Before proceeding farther, it is important to realize what the Orthodox Church understands by its use of the word Icona "Icon" without getting into the tedious historical unfolding of the theology of the Icon. Bp. Kallistos Ware gives five qualifications that should be noted regarding the priest as icon of Christ, namely;

1/ An icon is in no sense identical with that which it depicts.

2/ The priest as icon is not like an actor made up to look like Christ.

3/ According to the principal of St. Basil, we do not honour the priest "in and for himself," but rather, the honour is referred to Christ.

4/ Icons make present a reality that surpasses it, but of which it acts as a sign or symbol.

5/As an icon of the "unique high priest Christ, the ministerial priest must be male."

Bp. Ware mirrors his words with Fr. Schmemann's who said; "If the bearer, the icon and the fulfiller of that unique priesthood is a man and not woman, it is because Christ is man and not woman."(8)Suffice to say that when Orthodox Christians use the word Icon they "normally do so in the sense that these realities make present and actual the realities which they embody because of their natural competence and capacity to do so."(9)The reality in the case of priesthood as icon is Christ Himself. The Bishop or Priest is therefore the sacramental image of Christ and is as such "the living and active presence of that reality."(10)

As we are challenged to discover the validity of this model, (priest as Icon of Christ) in defending our Orthodox Church's refusal to ordain women to the priesthood, we discovere that a "reductionist" or functional view of ministry could not and cannot be possible. What I am referring to in practical terms is that Protestantism has shifted the focus of "church" from the altar table to the pulpit, from God to congregation, and thus demoting the sacraments "to a secondary rank in popular estimation and practice."(11)

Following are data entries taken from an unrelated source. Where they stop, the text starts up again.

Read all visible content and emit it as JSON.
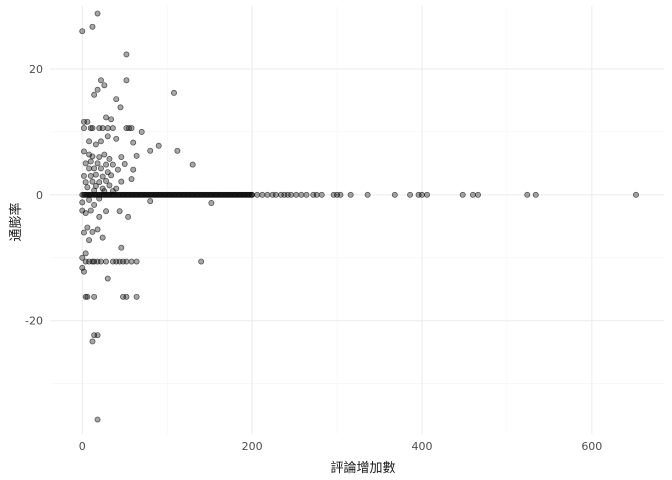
{
  "chart_data": {
    "type": "scatter",
    "xlabel": "評論增加數",
    "ylabel": "通膨率",
    "xlim": [
      -38,
      685
    ],
    "ylim": [
      -38,
      30
    ],
    "x_ticks": [
      0,
      200,
      400,
      600
    ],
    "y_ticks": [
      -20,
      0,
      20
    ],
    "x_minor": [
      100,
      300,
      500
    ],
    "y_minor": [
      -30,
      -10,
      10
    ],
    "x_tick_labels": [
      "0",
      "200",
      "400",
      "600"
    ],
    "y_tick_labels": [
      "-20",
      "0",
      "20"
    ],
    "grid": true,
    "point_color": "#000000",
    "points": [
      {
        "x": 0,
        "y": 26
      },
      {
        "x": 12,
        "y": 26.7
      },
      {
        "x": 18,
        "y": 28.8
      },
      {
        "x": 52,
        "y": 22.3
      },
      {
        "x": 18,
        "y": 16.7
      },
      {
        "x": 22,
        "y": 18.2
      },
      {
        "x": 26,
        "y": 17.4
      },
      {
        "x": 14,
        "y": 15.9
      },
      {
        "x": 108,
        "y": 16.2
      },
      {
        "x": 40,
        "y": 15.2
      },
      {
        "x": 45,
        "y": 13.9
      },
      {
        "x": 52,
        "y": 18.2
      },
      {
        "x": 2,
        "y": 11.6
      },
      {
        "x": 6,
        "y": 11.6
      },
      {
        "x": 28,
        "y": 12.3
      },
      {
        "x": 34,
        "y": 12.0
      },
      {
        "x": 2,
        "y": 10.6
      },
      {
        "x": 10,
        "y": 10.6
      },
      {
        "x": 12,
        "y": 10.6
      },
      {
        "x": 20,
        "y": 10.6
      },
      {
        "x": 24,
        "y": 10.6
      },
      {
        "x": 30,
        "y": 10.6
      },
      {
        "x": 36,
        "y": 10.6
      },
      {
        "x": 52,
        "y": 10.6
      },
      {
        "x": 55,
        "y": 10.6
      },
      {
        "x": 58,
        "y": 10.6
      },
      {
        "x": 70,
        "y": 10.0
      },
      {
        "x": 30,
        "y": 9.3
      },
      {
        "x": 8,
        "y": 8.5
      },
      {
        "x": 16,
        "y": 8.0
      },
      {
        "x": 22,
        "y": 8.5
      },
      {
        "x": 40,
        "y": 8.9
      },
      {
        "x": 60,
        "y": 8.3
      },
      {
        "x": 90,
        "y": 7.8
      },
      {
        "x": 80,
        "y": 7.0
      },
      {
        "x": 112,
        "y": 7.0
      },
      {
        "x": 2,
        "y": 6.9
      },
      {
        "x": 8,
        "y": 6.4
      },
      {
        "x": 12,
        "y": 6.1
      },
      {
        "x": 20,
        "y": 6.0
      },
      {
        "x": 26,
        "y": 6.4
      },
      {
        "x": 32,
        "y": 5.7
      },
      {
        "x": 46,
        "y": 6.0
      },
      {
        "x": 64,
        "y": 6.2
      },
      {
        "x": 4,
        "y": 5.0
      },
      {
        "x": 10,
        "y": 5.3
      },
      {
        "x": 18,
        "y": 5.0
      },
      {
        "x": 28,
        "y": 4.8
      },
      {
        "x": 36,
        "y": 4.8
      },
      {
        "x": 50,
        "y": 4.9
      },
      {
        "x": 130,
        "y": 4.8
      },
      {
        "x": 8,
        "y": 4.2
      },
      {
        "x": 14,
        "y": 4.2
      },
      {
        "x": 22,
        "y": 4.2
      },
      {
        "x": 30,
        "y": 3.6
      },
      {
        "x": 42,
        "y": 4.0
      },
      {
        "x": 60,
        "y": 4.0
      },
      {
        "x": 2,
        "y": 3.0
      },
      {
        "x": 10,
        "y": 3.0
      },
      {
        "x": 16,
        "y": 3.2
      },
      {
        "x": 24,
        "y": 2.9
      },
      {
        "x": 34,
        "y": 3.1
      },
      {
        "x": 58,
        "y": 2.5
      },
      {
        "x": 4,
        "y": 2.0
      },
      {
        "x": 12,
        "y": 2.1
      },
      {
        "x": 20,
        "y": 2.0
      },
      {
        "x": 28,
        "y": 2.2
      },
      {
        "x": 46,
        "y": 2.1
      },
      {
        "x": 6,
        "y": 1.2
      },
      {
        "x": 16,
        "y": 1.4
      },
      {
        "x": 24,
        "y": 1.0
      },
      {
        "x": 32,
        "y": 1.5
      },
      {
        "x": 40,
        "y": 1.0
      },
      {
        "x": 14,
        "y": 0.7
      },
      {
        "x": 26,
        "y": 0.6
      },
      {
        "x": 36,
        "y": 0.6
      },
      {
        "x": 0,
        "y": -1.2
      },
      {
        "x": 8,
        "y": -0.8
      },
      {
        "x": 14,
        "y": -1.6
      },
      {
        "x": 20,
        "y": -0.6
      },
      {
        "x": 80,
        "y": -1.0
      },
      {
        "x": 152,
        "y": -1.3
      },
      {
        "x": 0,
        "y": -2.5
      },
      {
        "x": 4,
        "y": -2.9
      },
      {
        "x": 10,
        "y": -2.5
      },
      {
        "x": 20,
        "y": -3.5
      },
      {
        "x": 28,
        "y": -2.6
      },
      {
        "x": 44,
        "y": -2.6
      },
      {
        "x": 54,
        "y": -3.5
      },
      {
        "x": 6,
        "y": -5.2
      },
      {
        "x": 12,
        "y": -5.9
      },
      {
        "x": 2,
        "y": -6.0
      },
      {
        "x": 18,
        "y": -5.5
      },
      {
        "x": 8,
        "y": -7.2
      },
      {
        "x": 24,
        "y": -6.8
      },
      {
        "x": 4,
        "y": -9.3
      },
      {
        "x": 46,
        "y": -8.4
      },
      {
        "x": 0,
        "y": -10.0
      },
      {
        "x": 4,
        "y": -10.6
      },
      {
        "x": 8,
        "y": -10.6
      },
      {
        "x": 12,
        "y": -10.6
      },
      {
        "x": 14,
        "y": -10.6
      },
      {
        "x": 18,
        "y": -10.6
      },
      {
        "x": 22,
        "y": -10.6
      },
      {
        "x": 28,
        "y": -10.6
      },
      {
        "x": 36,
        "y": -10.6
      },
      {
        "x": 40,
        "y": -10.6
      },
      {
        "x": 44,
        "y": -10.6
      },
      {
        "x": 48,
        "y": -10.6
      },
      {
        "x": 52,
        "y": -10.6
      },
      {
        "x": 58,
        "y": -10.6
      },
      {
        "x": 64,
        "y": -10.6
      },
      {
        "x": 140,
        "y": -10.6
      },
      {
        "x": 0,
        "y": -11.6
      },
      {
        "x": 2,
        "y": -12.2
      },
      {
        "x": 30,
        "y": -13.3
      },
      {
        "x": 4,
        "y": -16.2
      },
      {
        "x": 6,
        "y": -16.2
      },
      {
        "x": 14,
        "y": -16.2
      },
      {
        "x": 48,
        "y": -16.2
      },
      {
        "x": 52,
        "y": -16.2
      },
      {
        "x": 64,
        "y": -16.2
      },
      {
        "x": 14,
        "y": -22.3
      },
      {
        "x": 18,
        "y": -22.3
      },
      {
        "x": 12,
        "y": -23.3
      },
      {
        "x": 18,
        "y": -35.7
      },
      {
        "x": 200,
        "y": 0
      },
      {
        "x": 206,
        "y": 0
      },
      {
        "x": 212,
        "y": 0
      },
      {
        "x": 218,
        "y": 0
      },
      {
        "x": 224,
        "y": 0
      },
      {
        "x": 228,
        "y": 0
      },
      {
        "x": 234,
        "y": 0
      },
      {
        "x": 238,
        "y": 0
      },
      {
        "x": 242,
        "y": 0
      },
      {
        "x": 246,
        "y": 0
      },
      {
        "x": 252,
        "y": 0
      },
      {
        "x": 258,
        "y": 0
      },
      {
        "x": 264,
        "y": 0
      },
      {
        "x": 272,
        "y": 0
      },
      {
        "x": 276,
        "y": 0
      },
      {
        "x": 282,
        "y": 0
      },
      {
        "x": 296,
        "y": 0
      },
      {
        "x": 300,
        "y": 0
      },
      {
        "x": 304,
        "y": 0
      },
      {
        "x": 316,
        "y": 0
      },
      {
        "x": 336,
        "y": 0
      },
      {
        "x": 368,
        "y": 0
      },
      {
        "x": 386,
        "y": 0
      },
      {
        "x": 396,
        "y": 0
      },
      {
        "x": 400,
        "y": 0
      },
      {
        "x": 406,
        "y": 0
      },
      {
        "x": 448,
        "y": 0
      },
      {
        "x": 460,
        "y": 0
      },
      {
        "x": 466,
        "y": 0
      },
      {
        "x": 524,
        "y": 0
      },
      {
        "x": 534,
        "y": 0
      },
      {
        "x": 652,
        "y": 0
      }
    ],
    "zero_band": {
      "x_from": 0,
      "x_to": 200,
      "y": 0
    }
  }
}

The previous point leads into a discussion on the concept of royal priesthood of believers. It is true that by our baptism and incorporation into Life and the Body of Christ, we, both male and female alike, are called upon to be receptive servants to the will of God. The dominant example given by the Church in regard to the paradigmatic expression of the perfection of the royal priesthood is St. Mary the Mother of God herself, who "was never a priest in the ministerial sense."(12)

The example of the Theotokos, the ancient order of Widows, Virgins or Deaconesses are not appropriately applied to the sacramental priesthood. Scripturally, St. Paul baldly makes the point in the Pauline exclusions in both 1 Cor. 14:34-35 and 1 Tim.2:11-12. The Orthodox Church has always had a canonical Diaconate open to women, "blessed and authenticated by the Church, linked to the priesthood of the altar, as a complementary ministry, yet distinct from it."(13) The treatment of such is beyond the scope of this paper but, there is a movement afoot in Orthodoxy to restore this noble calling for women. It should be understood that there is a sharp distinction in the diaconate and the priesthood. Both, in Orthodoxy, are 'sacramental' ordinations. It is never given to the deacon to consecrate the Eucharist nor to bless people or things. The ordination of women to the diaconate has unfortunately fallen into disuse from about the 12th century in the east. If this "order" were made available again for women, the church could eliminate the unfortunate "clericalism" that plagues her today.